— Ах боже, уважаемый, позвольте мне выразить вам свое соболезнование. От имени всех бесчисленных зрителей, которых он смешил, я хочу принести вашей очаровательной супруге и вам свои искренние соболезнования. Как ужасно-ужасно-ужасно, что тако-о-о-й знаменитый артист погиб тако-о-о-й смертью. Неужели я вою? И хотя у меня может потечь с ресниц тушь, я не стыжусь этих слез!
Почтмейстерша бросила на меня долгий «гореуслаждающий» взгляд горного гнома и выжидательно замолчала, почесывая карандашом пушок на щеках, похожий скорее на бакенбарды, — она хотела знать, что я скажу по поводу ее сенсационного сообщения, а поскольку я ничего не сказал, она спросила, что я на это скажу. Но я безмолвно глядел сквозь зарешеченное окно, выходившее на фасад почты в Понтрезине. Я видел ярко-желтый почтовый фургон, запряженный ломовой лошадью, серым в яблоках «бельгийцем», видел белые лохматые лошадиные бабки, — с невозмутимым спокойствием «бельгиец» уронил несколько катышков, золотистый блестящий навоз дымился на воздухе и представлял собой, безусловно, эстетическое зрелище.
Как уже сообщила мне мадам Фауш, на прошлой неделе в Фрауэнкирхе застрелился из пистолета немецкий художник, некий «Кирхер». Эрнст Людвиг Кирхнер — неоднократно поправлял я. В субботу ночью утопился Царли Цуан, а теперь вот из одного карабина покончили самоубийством братья Цбраджен. Настоящая эпидемия самоубийств. Не правда ли?
Не мог же я сказать почтмейстерше, что в эту преступную эпоху, куда нас забросила судьба, эпоху, зловонные миазмы которой доходили даже до мансарды швейцарского дома, до гор Швейцарии, страны, по выражению Якоба Буркхарда[340], отправленной мировой историей на пенсию (сами граждане Швейцарской Конфедерации любили аллегорически изображать свою страну с образцовой европейской государственностью в виде дома; соответственно, по Якобу Буркхарду, она была пансионом для престарелых!).

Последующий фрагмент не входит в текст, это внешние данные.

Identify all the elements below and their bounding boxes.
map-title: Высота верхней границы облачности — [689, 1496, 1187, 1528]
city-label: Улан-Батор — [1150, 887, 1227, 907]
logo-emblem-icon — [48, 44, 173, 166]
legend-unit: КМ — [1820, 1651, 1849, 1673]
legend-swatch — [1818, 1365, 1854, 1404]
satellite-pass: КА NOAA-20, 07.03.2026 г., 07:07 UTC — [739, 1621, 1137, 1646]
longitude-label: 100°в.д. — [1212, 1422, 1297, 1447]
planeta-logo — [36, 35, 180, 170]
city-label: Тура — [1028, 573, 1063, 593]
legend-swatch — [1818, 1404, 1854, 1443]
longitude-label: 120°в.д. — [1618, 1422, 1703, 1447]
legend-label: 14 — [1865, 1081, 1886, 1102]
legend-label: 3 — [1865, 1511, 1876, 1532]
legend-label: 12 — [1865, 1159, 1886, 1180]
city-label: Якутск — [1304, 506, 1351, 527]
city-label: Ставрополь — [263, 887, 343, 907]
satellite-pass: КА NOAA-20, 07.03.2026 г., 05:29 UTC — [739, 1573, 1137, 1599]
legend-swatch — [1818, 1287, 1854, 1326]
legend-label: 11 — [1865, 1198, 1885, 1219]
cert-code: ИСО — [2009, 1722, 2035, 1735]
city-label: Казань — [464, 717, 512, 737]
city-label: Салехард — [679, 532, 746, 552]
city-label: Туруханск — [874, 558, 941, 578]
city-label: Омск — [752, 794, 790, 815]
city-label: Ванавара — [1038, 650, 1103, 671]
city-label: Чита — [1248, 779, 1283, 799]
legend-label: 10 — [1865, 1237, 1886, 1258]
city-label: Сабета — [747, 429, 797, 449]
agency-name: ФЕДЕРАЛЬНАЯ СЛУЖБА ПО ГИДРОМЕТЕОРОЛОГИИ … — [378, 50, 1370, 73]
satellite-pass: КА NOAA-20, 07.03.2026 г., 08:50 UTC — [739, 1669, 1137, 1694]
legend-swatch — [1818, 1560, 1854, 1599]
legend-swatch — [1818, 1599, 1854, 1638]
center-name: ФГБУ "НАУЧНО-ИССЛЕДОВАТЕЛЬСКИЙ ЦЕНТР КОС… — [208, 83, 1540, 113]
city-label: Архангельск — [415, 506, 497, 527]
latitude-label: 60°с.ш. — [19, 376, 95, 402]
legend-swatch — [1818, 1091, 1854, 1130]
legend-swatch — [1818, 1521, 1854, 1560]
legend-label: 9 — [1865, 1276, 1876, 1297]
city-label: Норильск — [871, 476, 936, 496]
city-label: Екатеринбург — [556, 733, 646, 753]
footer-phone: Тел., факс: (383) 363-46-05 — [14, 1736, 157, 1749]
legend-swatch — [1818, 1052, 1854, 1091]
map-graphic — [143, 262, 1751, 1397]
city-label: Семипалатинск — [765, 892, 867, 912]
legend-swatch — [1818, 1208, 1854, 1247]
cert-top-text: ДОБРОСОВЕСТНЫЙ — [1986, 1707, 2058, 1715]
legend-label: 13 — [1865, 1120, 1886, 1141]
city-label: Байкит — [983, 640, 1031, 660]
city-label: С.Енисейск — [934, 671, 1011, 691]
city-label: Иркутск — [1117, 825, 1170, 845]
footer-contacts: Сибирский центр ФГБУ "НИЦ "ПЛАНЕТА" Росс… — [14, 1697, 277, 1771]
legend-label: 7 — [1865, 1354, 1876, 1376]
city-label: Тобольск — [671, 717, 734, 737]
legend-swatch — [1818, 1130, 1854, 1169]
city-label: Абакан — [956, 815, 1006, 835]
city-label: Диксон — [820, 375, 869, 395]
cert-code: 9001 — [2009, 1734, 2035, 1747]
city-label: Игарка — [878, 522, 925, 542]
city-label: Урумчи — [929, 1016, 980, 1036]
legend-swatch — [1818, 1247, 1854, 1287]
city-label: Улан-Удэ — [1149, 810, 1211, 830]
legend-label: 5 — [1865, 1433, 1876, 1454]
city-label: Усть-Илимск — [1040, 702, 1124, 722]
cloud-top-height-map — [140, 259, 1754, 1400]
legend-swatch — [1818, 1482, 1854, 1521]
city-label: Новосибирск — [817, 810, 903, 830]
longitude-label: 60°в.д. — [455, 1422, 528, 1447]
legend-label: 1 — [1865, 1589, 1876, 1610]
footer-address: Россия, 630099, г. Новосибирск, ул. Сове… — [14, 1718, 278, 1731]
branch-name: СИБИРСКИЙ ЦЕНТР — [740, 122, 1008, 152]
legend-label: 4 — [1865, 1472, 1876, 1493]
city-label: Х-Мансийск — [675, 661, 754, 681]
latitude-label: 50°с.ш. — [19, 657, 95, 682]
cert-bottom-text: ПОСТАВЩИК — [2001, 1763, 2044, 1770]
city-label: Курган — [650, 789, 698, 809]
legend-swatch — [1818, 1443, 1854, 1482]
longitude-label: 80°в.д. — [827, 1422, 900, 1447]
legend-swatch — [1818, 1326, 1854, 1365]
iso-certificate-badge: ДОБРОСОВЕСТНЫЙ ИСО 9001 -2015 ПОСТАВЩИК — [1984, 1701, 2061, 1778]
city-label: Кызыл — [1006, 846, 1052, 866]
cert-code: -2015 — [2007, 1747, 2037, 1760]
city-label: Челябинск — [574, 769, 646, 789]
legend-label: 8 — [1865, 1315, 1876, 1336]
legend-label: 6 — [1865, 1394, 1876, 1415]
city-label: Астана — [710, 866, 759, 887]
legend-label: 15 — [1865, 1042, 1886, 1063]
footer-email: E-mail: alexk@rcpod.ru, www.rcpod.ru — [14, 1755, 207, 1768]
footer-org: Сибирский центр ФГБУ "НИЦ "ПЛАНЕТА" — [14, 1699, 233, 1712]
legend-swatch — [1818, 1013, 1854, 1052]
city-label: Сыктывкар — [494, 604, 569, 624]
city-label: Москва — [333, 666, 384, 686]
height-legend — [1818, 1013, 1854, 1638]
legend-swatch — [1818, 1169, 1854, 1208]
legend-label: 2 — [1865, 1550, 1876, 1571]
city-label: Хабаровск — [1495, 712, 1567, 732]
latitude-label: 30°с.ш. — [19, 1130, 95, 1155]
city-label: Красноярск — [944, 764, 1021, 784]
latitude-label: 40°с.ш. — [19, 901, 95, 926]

Не мог же я сказать почтмейстерше, что Солдат-Друг пал жертвой развязанной Шикльгрубером ремилитаризации Европы, жертвой сторонников новой усиленной военной муштры. Не мог же я сказать: неисповедимы пути господни, еще только вчера мнимая эсэсовская команда, которая, как я считал, хладнокровно, без малейшей спешки дожидалась своего часа, когда можно будет выстрелить (соотв. застрелить), чуть не спровоцировала меня на двойное убийство; доведенный до крайности, я чувствовал себя способным на это. И вот: в ушах у меня звучало эхо двойного самоубийства, в котором я был отчасти повинен из-за Верены Туммермут (мадам Фауш этого, конечно, не знала)…
Но все равно во что бы то ни стало хотела услышать, что я скажу на это: поставьте себя на место несчастной вдовы Цбраджен-Трачин.
Придерживаясь правил игры, следовало с сожалением прищелкнуть языком и воскликнуть: «Ах, какой ужас!» или нечто в этом роде. Но когда я наконец собрался с силами и открыл рот, чтобы вымолвить несколько подобающих слов, меня словно бес попутал и я чрезвычайно сухо заметил: никто, мол, не застрахован от самоубийства, убийства и внезапной смерти, это может случиться в любой семье.
— Да ну? В нашей семье, уж во всяком случае, такого не пыло.
— В вашей тоже было!
Мадам Фауш с ожесточением сунула карандаш в косу, уложенную кренделем на левом ухе.
— Что вы имеете в виду?
— Знаменитое убийство, в котором были замешаны предки дяди вашего супруга.
— Знаменитое упийство? Дядя моего супруга? Замешан?
Несколько посетителей у окошек повернули головы.
— Относительно давняя история. Я говорю о пирожнике и виноделе Фауше из Кура. Гм. В его доме, как известно, был убит Юрг Иенач.
— Иена-ч-ч-ч… С тех пор прошло аккурат триста лет.
— Да, ровно триста лет. Я ведь сказал: относительно давняя история. Не сердитесь, мадам Фауш, я не хотел вас обидеть. И вот возьмите на прощание небольшой подарочек, мы сегодня уезжаем… Нет завтра… Во всяком случае, на днях.
Я насилу вручил ей коробку ассорти; немного смягчившись, она забормотала что-то о подкупе «должностного» лица.
— Ну а что касается истории с братьями Цбраджен, то она и впрямь ужаснаяужаснаяужасная.